Since August, about 688,000 Rohingya Muslims have fled the violence, going into Bangladesh, experts say.
 
The brutal campaign of atrocities committed against Myanmar’s Rohingya minority is similar to the Nazi efforts to wipe out European Jews in World War II, the chairman of Nassau’s Holocaust Memorial and Tolerance Center said Sunday.
“The holocaust happened because people were indifferent to it,” Steven Markowitz said in opening remarks for a program on the plight of the Rohingya at the Webb Institute in Glen Cove. “We’d like to think we’ve learned from history but . . . . we have a holocaust of its own going on, the Rohingya people and we need to wake up.”
About 100 people listened to presentations on the destruction and displacement of the Rohingya Muslims from Rakine province in Myanmar that sharply escalated in August when government forces began a scorched earth campaign against their villages.
Since August 25, 688,000 refugees have fled Myanmar into neighboring Bangladesh, joining 212,000 refugees who were already there, according to a February report by the office of the United Nations High Commissioner on Refugees.
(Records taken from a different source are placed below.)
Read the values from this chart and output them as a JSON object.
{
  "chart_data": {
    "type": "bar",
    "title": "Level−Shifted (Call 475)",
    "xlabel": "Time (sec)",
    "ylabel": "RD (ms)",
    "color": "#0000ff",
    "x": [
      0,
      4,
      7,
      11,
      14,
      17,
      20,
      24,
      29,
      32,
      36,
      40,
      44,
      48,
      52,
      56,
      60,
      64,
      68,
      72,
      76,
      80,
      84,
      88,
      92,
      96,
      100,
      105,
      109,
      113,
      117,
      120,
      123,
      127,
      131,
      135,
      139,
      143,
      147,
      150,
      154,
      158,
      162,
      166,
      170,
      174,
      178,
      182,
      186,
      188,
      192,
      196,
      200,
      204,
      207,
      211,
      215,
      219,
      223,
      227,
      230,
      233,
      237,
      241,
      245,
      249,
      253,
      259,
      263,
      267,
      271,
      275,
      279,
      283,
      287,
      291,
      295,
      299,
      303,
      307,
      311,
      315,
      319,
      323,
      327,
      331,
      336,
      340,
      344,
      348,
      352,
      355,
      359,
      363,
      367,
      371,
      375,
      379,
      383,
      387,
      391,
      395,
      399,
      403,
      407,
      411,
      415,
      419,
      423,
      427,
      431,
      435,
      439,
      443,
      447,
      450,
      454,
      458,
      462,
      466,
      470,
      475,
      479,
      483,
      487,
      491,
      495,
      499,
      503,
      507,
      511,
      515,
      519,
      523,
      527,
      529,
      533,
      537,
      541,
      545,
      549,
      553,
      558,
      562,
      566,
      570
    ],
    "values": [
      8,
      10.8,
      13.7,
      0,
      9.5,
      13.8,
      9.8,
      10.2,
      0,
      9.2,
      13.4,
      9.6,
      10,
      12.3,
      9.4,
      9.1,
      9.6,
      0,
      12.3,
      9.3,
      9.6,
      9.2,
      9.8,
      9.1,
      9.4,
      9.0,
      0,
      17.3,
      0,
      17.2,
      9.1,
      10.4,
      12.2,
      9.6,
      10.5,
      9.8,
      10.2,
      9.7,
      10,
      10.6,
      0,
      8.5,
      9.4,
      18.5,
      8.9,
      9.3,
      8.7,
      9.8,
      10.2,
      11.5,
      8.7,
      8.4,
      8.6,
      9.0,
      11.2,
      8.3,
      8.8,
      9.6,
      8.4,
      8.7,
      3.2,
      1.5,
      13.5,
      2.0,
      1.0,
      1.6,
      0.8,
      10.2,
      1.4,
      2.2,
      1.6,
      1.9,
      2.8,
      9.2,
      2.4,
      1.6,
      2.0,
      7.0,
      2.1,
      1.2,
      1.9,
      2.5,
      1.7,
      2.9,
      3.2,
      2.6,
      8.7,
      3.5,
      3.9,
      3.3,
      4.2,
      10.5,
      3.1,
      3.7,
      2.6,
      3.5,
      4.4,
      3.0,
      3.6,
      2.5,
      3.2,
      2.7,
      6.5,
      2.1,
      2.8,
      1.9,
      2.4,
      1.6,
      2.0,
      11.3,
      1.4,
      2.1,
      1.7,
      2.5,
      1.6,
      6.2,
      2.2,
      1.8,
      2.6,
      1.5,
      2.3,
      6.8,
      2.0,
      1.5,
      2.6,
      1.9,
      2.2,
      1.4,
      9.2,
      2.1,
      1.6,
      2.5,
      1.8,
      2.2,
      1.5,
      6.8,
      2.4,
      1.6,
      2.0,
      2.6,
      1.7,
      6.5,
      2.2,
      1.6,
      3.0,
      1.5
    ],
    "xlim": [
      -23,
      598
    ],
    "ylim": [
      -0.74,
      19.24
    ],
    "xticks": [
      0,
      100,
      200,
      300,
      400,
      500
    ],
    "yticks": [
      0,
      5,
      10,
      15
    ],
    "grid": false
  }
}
“Persecuted, helpless and defenseless, Rohingya’s are in dire need of international protection, right now,” Nural Islam, a Rohingya and chairman of U.K.-based Arakan Rohingya National Organization said. Islam said the United Nations Security Council has been “paralyzed” and has failed to act in the face of genocide.
“We don’t want to lead a life of humiliation, as a beggar, as refugees in foreign countries, we want to go back to our homes... please help us,” he said.
Myanmar’s government has denied that its military has committed systematic atrocities and has denied access to the region to journalists and international investigators.
Abdul Malik Mujahid, president of Chicago-based Sound Vision, a Muslim organization, described a pattern of human rights abuses against the Rohingya that has gone on for decades, culiminating in the current situation of hundreds of villages being burned and bulldozed.

“This is ... a slow motion genocide,” Mujahid said. He said what is happening now are “the final stages” of the genocide.
Beth Lilach, the Holocaust center’s director of education and community affairs read graphic interviews of Rohingya rape survivors who had been interviewed in refugee camps in Bangladesh.
“The mass rape campaigns were systematic, organized planned and followed a pattern from village to village to village,” Lilach said. The interviews described gang rapes, murders and genital mutilation by Myamar soldiers. “These women’s voices must be heard until the violence stops.”